With its dozens of languages and profound differences in architecture, music, and diet, the world's second largest nation is fascinatingly heterogeneous.
One of the more improbable themes within this vast symphony of difference is the Jewish one. Groups claiming Jewish ancestry are dotted across the subcontinent. And now two British scholars using the latest DNA testing techniques have come to India to determine what genetic substance there might be to their beliefs.
Tudor Parfitt is a scholar of Jewish history at the School of Oriental and African Studies in London; Neil Bradman is a Jewish publisher who has made a second career, building on a postgraduate degree in biology, as a geneticist.
Outside a dilapidated synagogue in the town of Alibag, south of Bombay, spiritual home of what is claimed to be India's oldest Jewish community, they go about their work. Each volunteer is helped to fill out a questionnaire; Mr Parfitt snaps them with a Polaroid camera (the free snap is what induces them to take part). And Mr Bradman runs a swab around the mouth of each and puts the sample in a test tube.
The Bene Israel, or Sons of Israel, were first identified as Jews at the end of the 18th century by a co-religionist from the large Jewish community in Cochin, Kerala.
The Bene Israel believe that their ancestors were Jewish traders, shipwrecked on these shores 2,000 years ago. During their long sojourn in India they had lost most of their religious practices, but the Jew from Cochin was alerted to the truth by their notion of what was and was not kosher.
They had another Jewish custom, the hanging of mezuzahs, or encased prayer scrolls, on their doorposts for good luck. Many of the Bene Israel have now emigrated to Israel, but the mezuzah custom has been adopted by many in the majority Hindu community. Mr Parfitt and Mr Bradman are testing to discover to what extent the Jewish genetic legacy has been passed on, too.

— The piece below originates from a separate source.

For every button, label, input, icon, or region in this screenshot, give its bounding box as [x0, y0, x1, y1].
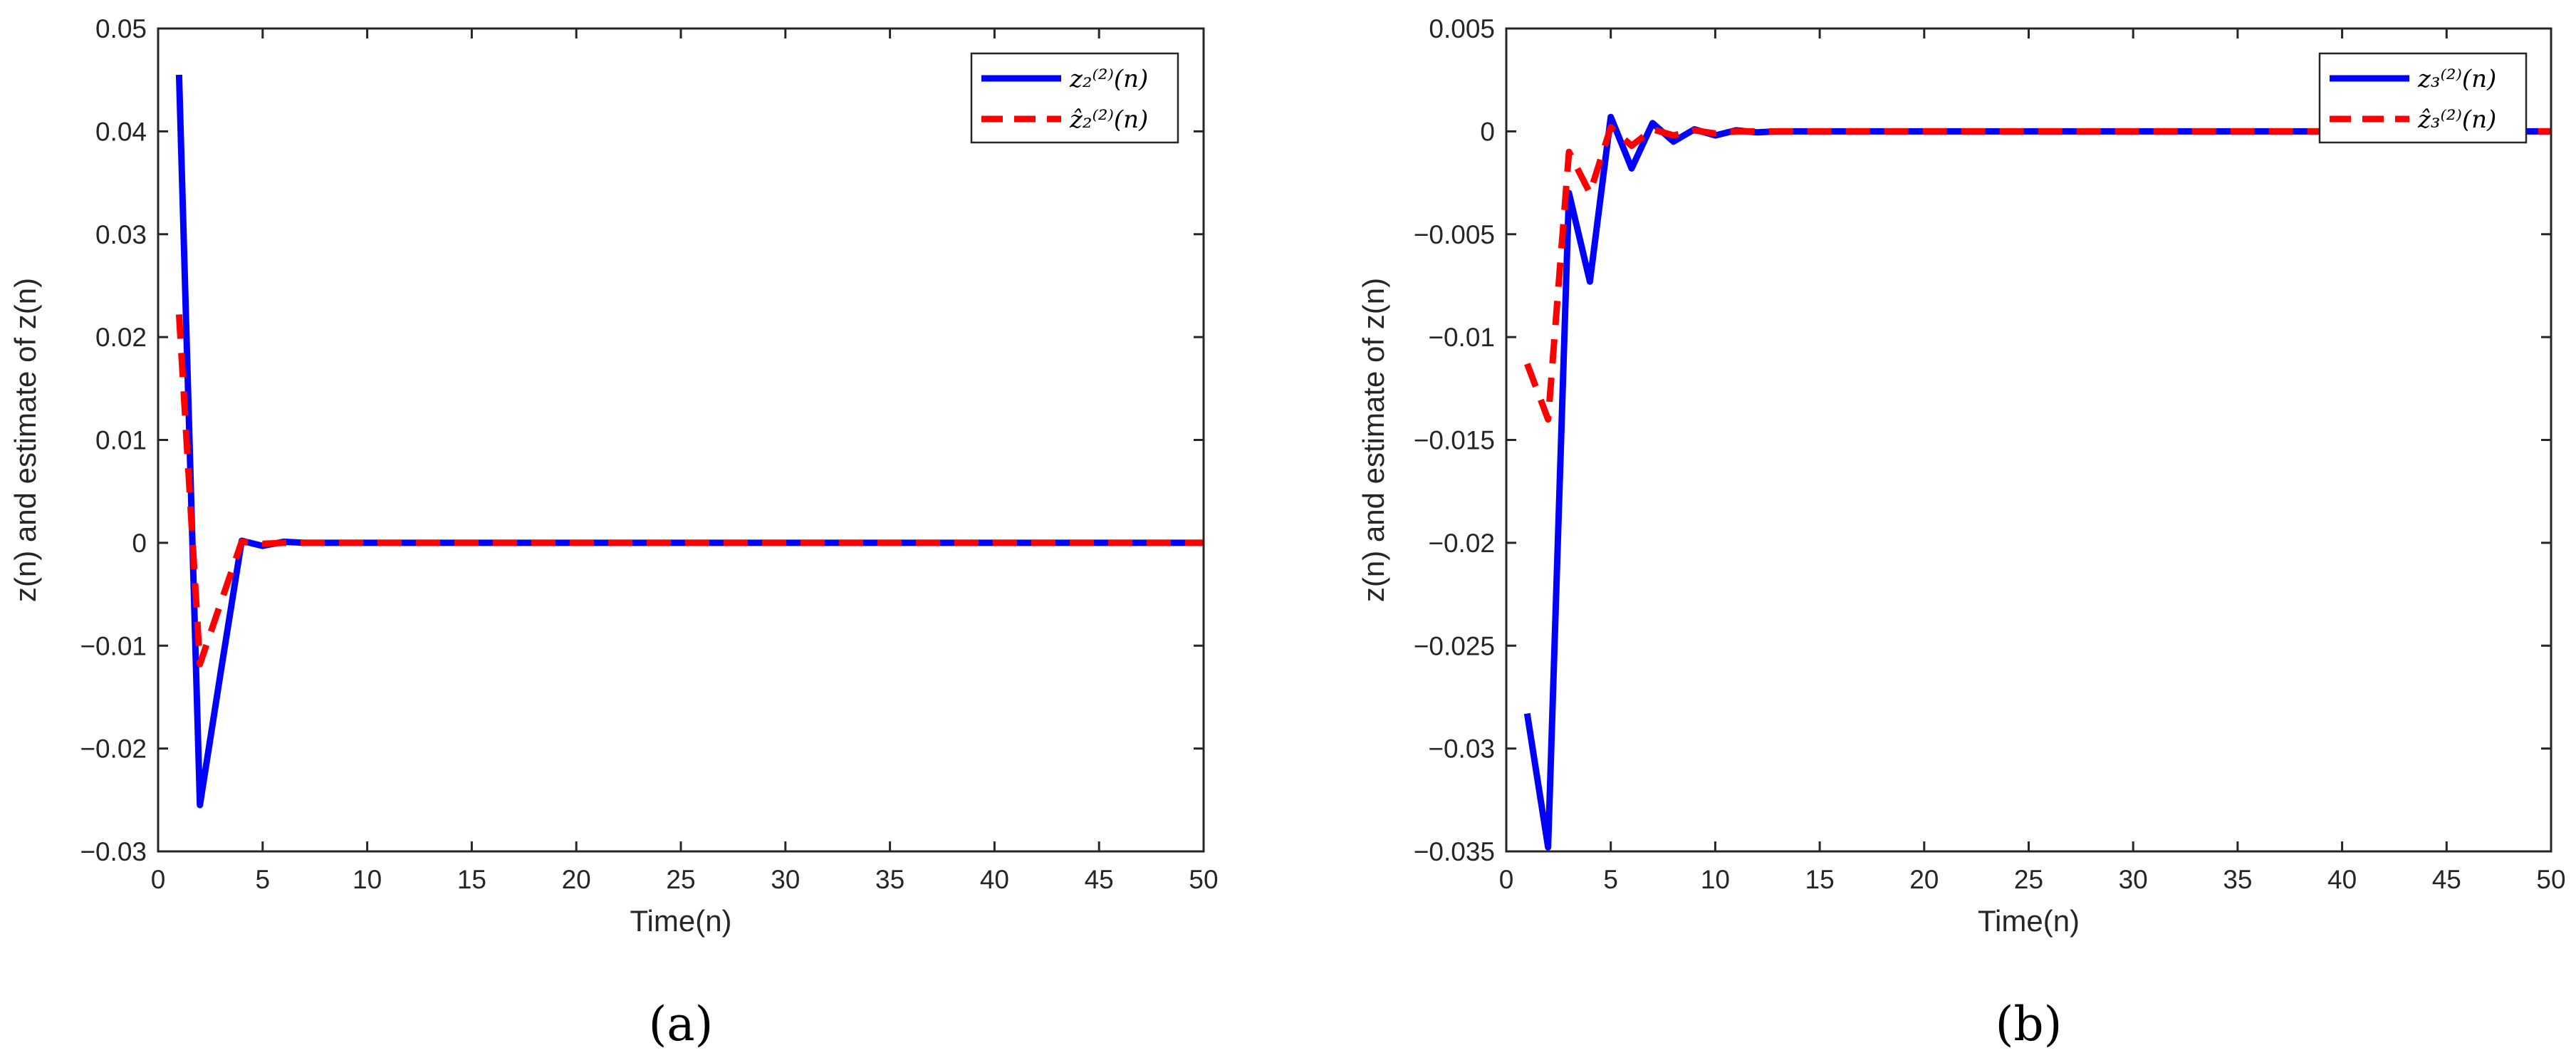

Mr Parfitt and Mr Bradman are trying to gain a deeper understanding of population movements. Jews are a suitable case for study because they have a paternally inherited priesthood, the Cohanim, which means that the Y-chromosome, the long strand of DNA which contains the genetic formula for maleness, is passed from father to son practically unchanged for thousands of years. The existence of identical Y-chromosomes in groups hundreds or thousands of miles apart provides unshakeable proof of population movements.
The British pair are also interested in the Kukis, a tribe settled in the remote north-eastern state of Manipur. They call themselves Bene Manaseh, "the sons of Manaseh". Originally converted to Baptism, after the Second World War a prophet arose among them declaring that before they were Christians they were "something else" - namely, Jews.
It may turn out that, genetically, there is nothing in it. Indian bureaucracy has barred the pair from visiting the area. They will be back, however, with the tools that could yet prove that the Kukis' prophet got it right.